Here are a few topical medications that come in both a cream and ointment form:

Topical steroids – Corticosteroids are the most commonly used topical medication. They are most often used to treat inflammatory skin conditions, such as poison ivy or eczema. Corticosteroids are different than “anabolic” steroids, such as testosterone, that promote muscle development. Weaker corticosteroids are available over-the-counter (Cortaid, 1% hydrocortisone, Cortizone 10, others) while stronger preparations (0.5% triamcinolone, Kenalog, Diprosone, others) are only available by prescription. The potency of a given corticosteroid may change depending on whether it is in cream or ointment form. Being occlusive, an ointment will allow the medication to enter the skin more completely than a cream. At the same dosage, most topical corticosteroids will be classified as being stronger when packaged as an ointment as compared to a cream.

Moisturizers – Ointments, with their higher viscosity, are generally the best moisturizers. They form a barrier that helps to seal moisture into the skin. Examples of ointment-based moisturizers include Eucerin, Aquaphor, and Vaseline. If a less greasy preparation is desired, cream-based moisturizers that come in a tub or tube are usually better than lotions.

Antibiotics – Neosporin and Polysporin are popular topical antibiotics that come in both a cream and ointment form. Neosporin consists of three different antibiotics, neomycin sulfate, polymixin B sulfate and bacitracin. Polysporin is a combination of two antibiotics, bacitracin and polymixin B sulfate. Generic versions of topical antibiotics are also available, usually marketed as “triple antibiotic” ointment or cream. Topical antibiotics are used to aid healing of minor cuts, scrapes, and burns. Since many people are allergic to neomycin, it may be best to use a topical antibiotic that does not contain this ingredient.
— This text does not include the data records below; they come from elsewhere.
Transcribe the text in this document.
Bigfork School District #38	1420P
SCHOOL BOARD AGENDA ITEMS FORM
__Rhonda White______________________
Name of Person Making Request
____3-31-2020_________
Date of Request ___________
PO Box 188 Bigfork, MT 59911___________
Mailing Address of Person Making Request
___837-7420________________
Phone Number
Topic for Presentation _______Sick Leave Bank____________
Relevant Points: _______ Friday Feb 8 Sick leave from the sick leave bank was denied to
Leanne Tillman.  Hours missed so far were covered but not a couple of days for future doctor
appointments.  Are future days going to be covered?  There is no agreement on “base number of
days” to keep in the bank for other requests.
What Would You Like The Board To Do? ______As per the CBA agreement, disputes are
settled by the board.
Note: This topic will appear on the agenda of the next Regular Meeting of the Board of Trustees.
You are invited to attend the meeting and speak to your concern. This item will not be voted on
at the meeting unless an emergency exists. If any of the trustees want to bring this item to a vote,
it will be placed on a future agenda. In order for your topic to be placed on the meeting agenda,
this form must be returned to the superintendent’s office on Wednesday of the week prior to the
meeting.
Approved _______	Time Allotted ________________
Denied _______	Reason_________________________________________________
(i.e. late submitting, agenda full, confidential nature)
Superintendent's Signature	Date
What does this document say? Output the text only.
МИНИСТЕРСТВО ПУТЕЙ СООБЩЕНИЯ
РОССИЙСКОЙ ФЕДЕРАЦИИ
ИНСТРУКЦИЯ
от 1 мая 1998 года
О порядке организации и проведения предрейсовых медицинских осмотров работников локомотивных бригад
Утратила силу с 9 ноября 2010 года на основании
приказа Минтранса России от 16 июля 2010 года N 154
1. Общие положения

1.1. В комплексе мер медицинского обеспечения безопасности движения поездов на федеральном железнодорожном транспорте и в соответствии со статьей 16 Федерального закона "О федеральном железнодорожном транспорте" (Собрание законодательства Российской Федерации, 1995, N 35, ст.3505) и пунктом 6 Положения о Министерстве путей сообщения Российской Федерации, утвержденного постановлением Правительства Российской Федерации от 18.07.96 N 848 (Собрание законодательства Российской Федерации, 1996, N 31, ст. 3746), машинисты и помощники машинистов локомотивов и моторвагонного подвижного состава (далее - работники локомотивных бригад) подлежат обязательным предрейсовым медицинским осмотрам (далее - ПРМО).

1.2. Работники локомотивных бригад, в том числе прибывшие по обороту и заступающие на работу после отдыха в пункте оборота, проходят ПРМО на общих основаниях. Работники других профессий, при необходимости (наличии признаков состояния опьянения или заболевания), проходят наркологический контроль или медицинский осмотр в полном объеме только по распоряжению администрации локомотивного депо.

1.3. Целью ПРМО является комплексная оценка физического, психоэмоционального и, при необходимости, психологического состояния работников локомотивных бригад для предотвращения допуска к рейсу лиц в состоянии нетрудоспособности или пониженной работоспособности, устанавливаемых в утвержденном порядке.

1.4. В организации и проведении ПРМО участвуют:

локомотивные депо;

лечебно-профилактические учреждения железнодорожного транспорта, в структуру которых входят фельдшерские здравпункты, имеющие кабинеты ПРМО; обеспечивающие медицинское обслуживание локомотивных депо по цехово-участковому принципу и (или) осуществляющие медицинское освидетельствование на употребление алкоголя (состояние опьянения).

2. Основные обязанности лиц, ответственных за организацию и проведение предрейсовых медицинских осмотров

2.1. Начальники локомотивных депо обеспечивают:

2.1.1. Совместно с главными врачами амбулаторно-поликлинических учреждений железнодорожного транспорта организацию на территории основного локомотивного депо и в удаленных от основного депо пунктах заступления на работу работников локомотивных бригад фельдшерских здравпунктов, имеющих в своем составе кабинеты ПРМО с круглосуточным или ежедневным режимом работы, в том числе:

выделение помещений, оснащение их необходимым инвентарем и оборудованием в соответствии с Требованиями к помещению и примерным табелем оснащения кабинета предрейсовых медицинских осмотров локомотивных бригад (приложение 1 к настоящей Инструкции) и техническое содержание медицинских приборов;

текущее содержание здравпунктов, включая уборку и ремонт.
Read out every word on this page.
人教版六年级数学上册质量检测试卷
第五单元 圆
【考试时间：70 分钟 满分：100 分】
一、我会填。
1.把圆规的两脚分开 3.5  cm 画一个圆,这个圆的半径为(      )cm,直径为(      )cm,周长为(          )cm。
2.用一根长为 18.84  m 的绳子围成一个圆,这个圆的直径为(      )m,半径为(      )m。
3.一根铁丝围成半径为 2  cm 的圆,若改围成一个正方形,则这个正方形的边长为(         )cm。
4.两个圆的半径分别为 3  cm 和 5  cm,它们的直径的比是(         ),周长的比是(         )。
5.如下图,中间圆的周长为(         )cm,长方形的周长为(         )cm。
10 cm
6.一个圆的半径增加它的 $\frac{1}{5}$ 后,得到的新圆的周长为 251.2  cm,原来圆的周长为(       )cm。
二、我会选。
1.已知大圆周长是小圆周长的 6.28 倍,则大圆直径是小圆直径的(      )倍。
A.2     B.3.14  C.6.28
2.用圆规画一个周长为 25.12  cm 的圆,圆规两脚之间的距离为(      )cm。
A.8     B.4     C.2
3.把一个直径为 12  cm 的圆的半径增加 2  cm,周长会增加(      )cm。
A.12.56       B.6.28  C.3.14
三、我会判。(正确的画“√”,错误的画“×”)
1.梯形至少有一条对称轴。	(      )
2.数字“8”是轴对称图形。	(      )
Here are some guidelines for deciding when to use an ointment and when to use a cream:

  1. Creams are best when covering large areas of the skin or to avoid the greasiness associated with an ointment.
  2. Wet or “weeping” skin lesions, such as eczema or poison ivy, are best treated with a cream (or gel).
  3. Ointments are best when treating dry skin conditions, such as psoriasis.
  4. Ointments allow greater penetration of the active ingredient in the topical medication, whether it is an antibiotic, steroid, or anti-fungal medication.
  5. The best moisturizers are in ointment form.
  6. Ointments may be better to use on sensitive skin since many creams are manufactured with sensitizing preservatives.